Furore over hunger-strike art
A row has erupted in the Irish midlands over an artwork featuring messages written by republican hunger strikers in Long Kesh Prison.
Longford artist Shane Cullen has defended his work, which is featured in Athlone’s new Luan Gallery, pointing out that its content as a matter of historical record.
He said the prisoners’ writings allowed the public an insight into history.
The large piece features messages which were written on cigarette papers and smuggled to and from prisoners during the 1981 Hunger Strike in which ten republican prisoners died.
Fine Gael councillor Mark Cooney, son of former justice minister Paddy Cooney, tabled a motion at Monday night’s town council meeting seeking the artwork’s removal.

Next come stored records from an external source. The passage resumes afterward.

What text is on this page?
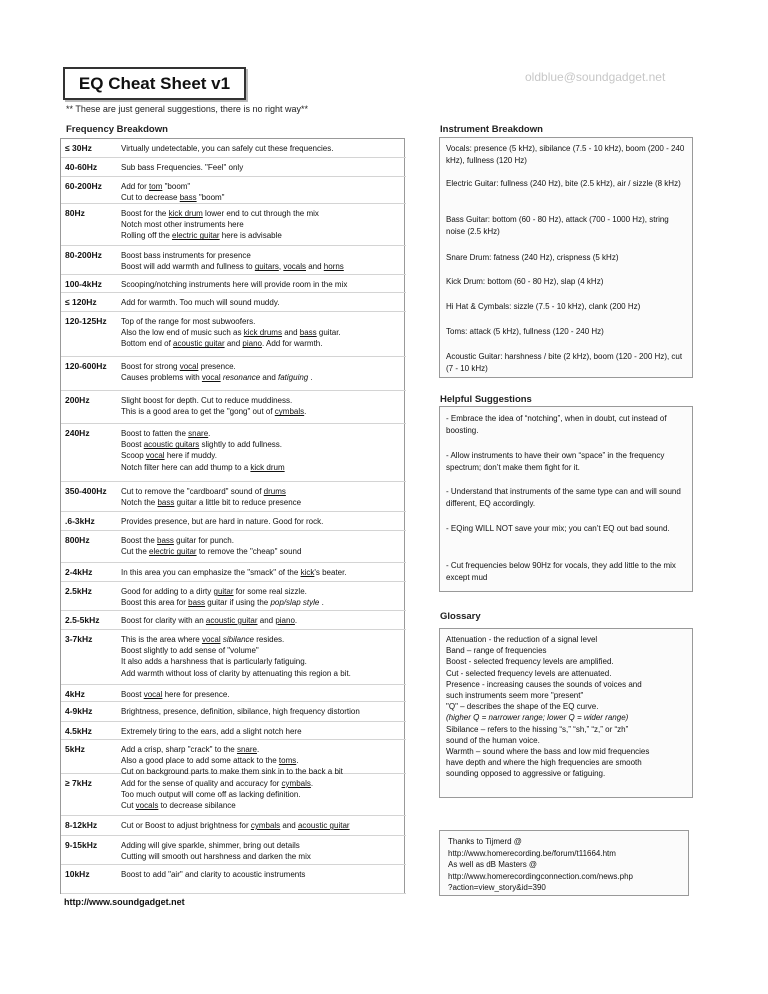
EQ Cheat Sheet v1	oldblue@soundgadget.net
** These are just general suggestions, there is no right way**
Frequency Breakdown
≤ 30Hz	Virtually undetectable, you can safely cut these frequencies.
40-60Hz	Sub bass Frequencies. "Feel" only
60-200Hz Add for tom "boom"
Cut to decrease bass "boom"
80Hz	Boost for the kick drum lower end to cut through the mix
Notch most other instruments here
Rolling off the electric guitar here is advisable
80-200Hz Boost bass instruments for presence
Boost will add warmth and fullness to guitars, vocals and horns
100-4kHz Scooping/notching instruments here will provide room in the mix
≤ 120Hz	Add for warmth. Too much will sound muddy.
120-125Hz Top of the range for most subwoofers.
Also the low end of music such as kick drums and bass guitar.
Bottom end of acoustic guitar and piano. Add for warmth.
120-600Hz Boost for strong vocal presence.
Causes problems with vocal resonance and fatiguing .
200Hz	Slight boost for depth. Cut to reduce muddiness.
This is a good area to get the "gong" out of cymbals.
240Hz	Boost to fatten the snare.
Boost acoustic guitars slightly to add fullness.
Scoop vocal here if muddy.
Notch filter here can add thump to a kick drum
350-400Hz Cut to remove the "cardboard" sound of drums
Notch the bass guitar a little bit to reduce presence
.6-3kHz	Provides presence, but are hard in nature. Good for rock.
800Hz	Boost the bass guitar for punch.
Cut the electric guitar to remove the "cheap" sound
2-4kHz	In this area you can emphasize the "smack" of the kick's beater.
2.5kHz	Good for adding to a dirty guitar for some real sizzle.
Boost this area for bass guitar if using the pop/slap style .
2.5-5kHz	Boost for clarity with an acoustic guitar and piano.
3-7kHz	This is the area where vocal sibilance resides.
Boost slightly to add sense of "volume"
It also adds a harshness that is particularly fatiguing.
Add warmth without loss of clarity by attenuating this region a bit.
4kHz	Boost vocal here for presence.
4-9kHz	Brightness, presence, definition, sibilance, high frequency distortion
4.5kHz	Extremely tiring to the ears, add a slight notch here
5kHz	Add a crisp, sharp "crack" to the snare.
Also a good place to add some attack to the toms.
Cut on background parts to make them sink in to the back a bit
≥ 7kHz	Add for the sense of quality and accuracy for cymbals.
Too much output will come off as lacking definition.
Cut vocals to decrease sibilance
8-12kHz	Cut or Boost to adjust brightness for cymbals and acoustic guitar
9-15kHz	Adding will give sparkle, shimmer, bring out details
Cutting will smooth out harshness and darken the mix
10kHz	Boost to add "air" and clarity to acoustic instruments
Instrument Breakdown
Vocals: presence (5 kHz), sibilance (7.5 - 10 kHz), boom (200 - 240 kHz), fullness (120 Hz)
Electric Guitar: fullness (240 Hz), bite (2.5 kHz), air / sizzle (8 kHz)
Bass Guitar: bottom (60 - 80 Hz), attack (700 - 1000 Hz), string noise (2.5 kHz)
Snare Drum: fatness (240 Hz), crispness (5 kHz)
Kick Drum: bottom (60 - 80 Hz), slap (4 kHz)
Hi Hat & Cymbals: sizzle (7.5 - 10 kHz), clank (200 Hz)
Toms: attack (5 kHz), fullness (120 - 240 Hz)
Acoustic Guitar: harshness / bite (2 kHz), boom (120 - 200 Hz), cut (7 - 10 kHz)
Helpful Suggestions
- Embrace the idea of “notching”, when in doubt, cut instead of boosting.
- Allow instruments to have their own “space” in the frequency spectrum; don’t make them fight for it.
- Understand that instruments of the same type can and will sound different, EQ accordingly.
- EQing WILL NOT save your mix; you can’t EQ out bad sound.
- Cut frequencies below 90Hz for vocals, they add little to the mix except mud
Glossary
Attenuation - the reduction of a signal level
Band – range of frequencies
Boost - selected frequency levels are amplified.
Cut - selected frequency levels are attenuated.
Presence - increasing causes the sounds of voices and
such instruments seem more "present"
"Q" – describes the shape of the EQ curve.
(higher Q = narrower range; lower Q = wider range)
Sibilance – refers to the hissing “s,” “sh,” “z,” or “zh”
sound of the human voice.
Warmth – sound where the bass and low mid frequencies
have depth and where the high frequencies are smooth
sounding opposed to aggressive or fatiguing.
Thanks to Tijmerd @
http://www.homerecording.be/forum/t11664.htm
As well as dB Masters @
http://www.homerecordingconnection.com/news.php
?action=view_story&id=390
http://www.soundgadget.net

Mr Cooney had argued that the installation was offensive to members of the 26 County police, prison guards, and others affected by the conflict in the North.

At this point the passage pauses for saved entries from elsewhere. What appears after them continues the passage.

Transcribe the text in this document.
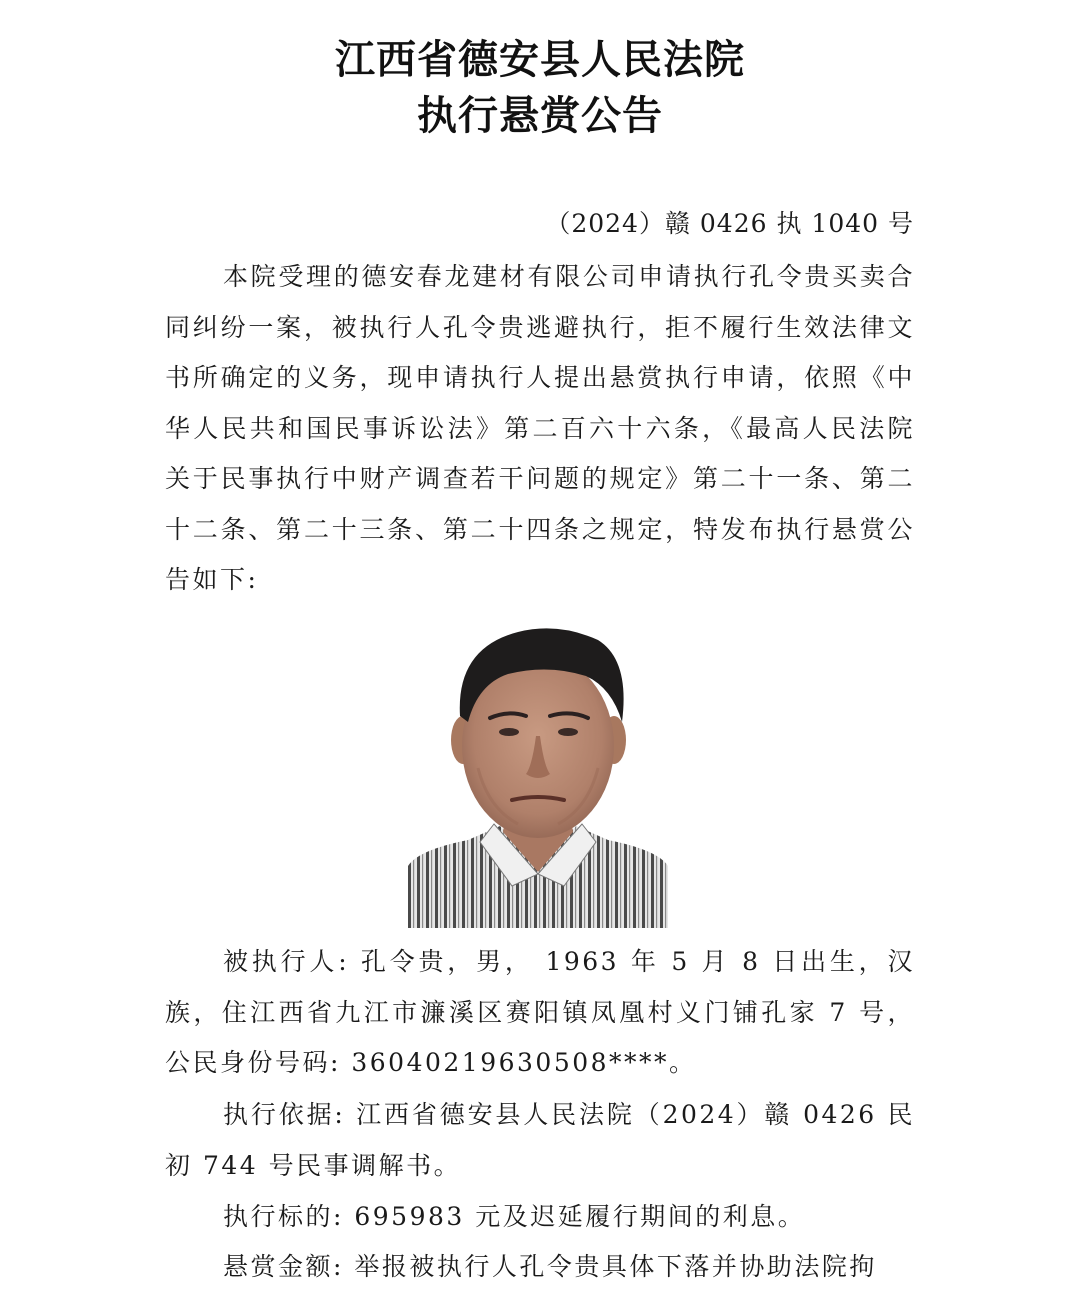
江西省德安县人民法院
执行悬赏公告
（2024）赣 0426 执 1040 号

本院受理的德安春龙建材有限公司申请执行孔令贵买卖合同纠纷一案，被执行人孔令贵逃避执行，拒不履行生效法律文书所确定的义务，现申请执行人提出悬赏执行申请，依照《中华人民共和国民事诉讼法》第二百六十六条，《最高人民法院关于民事执行中财产调查若干问题的规定》第二十一条、第二十二条、第二十三条、第二十四条之规定，特发布执行悬赏公告如下:

被执行人: 孔令贵，男， 1963 年 5 月 8 日出生，汉族，住江西省九江市濂溪区赛阳镇凤凰村义门铺孔家 7 号，公民身份号码: 36040219630508****。

执行依据: 江西省德安县人民法院（2024）赣 0426 民初 744 号民事调解书。

执行标的: 695983 元及迟延履行期间的利息。

悬赏金额: 举报被执行人孔令贵具体下落并协助法院拘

Sinn Fein representative, Paul Hogan, dismissed Mr Cooney’s motion as “censorship”.
During the meeting, it was revealed that around 1,200 people had visited the gallery since it opened less than two months ago, and that only three had recorded objections to the artwork.
A polarisation of political opinion in the midlands has long put republicans into sharp conflict with right-wing elements.

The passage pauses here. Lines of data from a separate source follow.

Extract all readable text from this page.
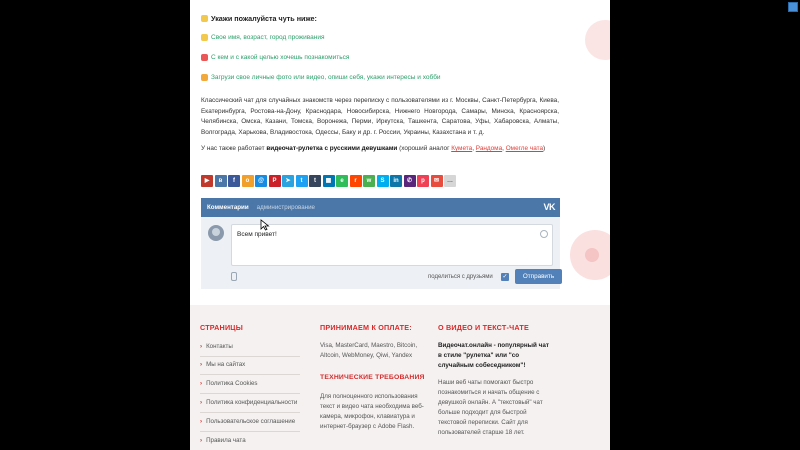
Укажи пожалуйста чуть ниже:
Свое имя, возраст, город проживания
С кем и с какой целью хочешь познакомиться
Загрузи свое личные фото или видео, опиши себя, укажи интересы и хобби
Классический чат для случайных знакомств через переписку с пользователями из г. Москвы, Санкт-Петербурга, Киева, Екатеринбурга, Ростова-на-Дону, Краснодара, Новосибирска, Нижнего Новгорода, Самары, Минска, Красноярска, Челябинска, Омска, Казани, Томска, Воронежа, Перми, Иркутска, Ташкента, Саратова, Уфы, Хабаровска, Алматы, Волгограда, Харькова, Владивостока, Одессы, Баку и др. г. России, Украины, Казахстана и т. д.
У нас также работает видеочат-рулетка с русскими девушками (хороший аналог Кумета, Рандома, Омегле чата)
▶ в f о @ P ➤ t t ▦ e r w S in ✆ p ✉ …
Комментарии администрирование	VK
Всем привет!
поделиться с друзьями ✓	Отправить
СТРАНИЦЫ
› Контакты
› Мы на сайтах
› Политика Cookies
› Политика конфиденциальности
› Пользовательское соглашение
› Правила чата
ПРИНИМАЕМ К ОПЛАТЕ:
Visa, MasterCard, Maestro, Bitcoin, Altcoin, WebMoney, Qiwi, Yandex
ТЕХНИЧЕСКИЕ ТРЕБОВАНИЯ
Для полноценного использования текст и видео чата необходима веб-камера, микрофон, клавиатура и интернет-браузер с Adobe Flash.
О ВИДЕО И ТЕКСТ-ЧАТЕ
Видеочат.онлайн - популярный чат в стиле "рулетка" или "со случайным собеседником"!
Наши веб чаты помогают быстро познакомиться и начать общение с девушкой онлайн. А "текстовый" чат больше подходит для быстрой текстовой переписки. Сайт для пользователей старше 18 лет.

The motion was backed by Mark Cooney’s father, Paddy, who served as a highly controversial 26-County justice minister between 1973 and 1977.
Cooney is notorious for his links to the Garda ‘Heavy Gang’, which violently suppressed Irish republicanism in the 70s. He also once ordered the coffin of hunger strike victim Frank Stagg to be covered in concrete, to prevent his burial in a republican plot.
Athlone Sinn Fein Councillor Paul Hogan branded the motion a narrow minded attack on Irish art and an attempt to censor history.
He said Shane Cullen is a highly respected artist who has exhibited internationally.
“This work has been exhibited in many places including London,” he said, and pointed out that Cullen’s best known work is a piece on the Good Friday peace Agreement.
“Councillor Cooney is asking this council to censor a piece based on the tragic events in the prisons in the North in the 1980s, events that were milestones in Irish history.
“The first person to raise this issue was none other than former Minister Paddy Cooney, a member of a government in the 1970s notorious for political censorship of the media.
“Facing up to the legacy of our country’s history is a responsibility we all share, no matter how uncomfortable some aspects may be for some people. Censoring history is never the way forward.”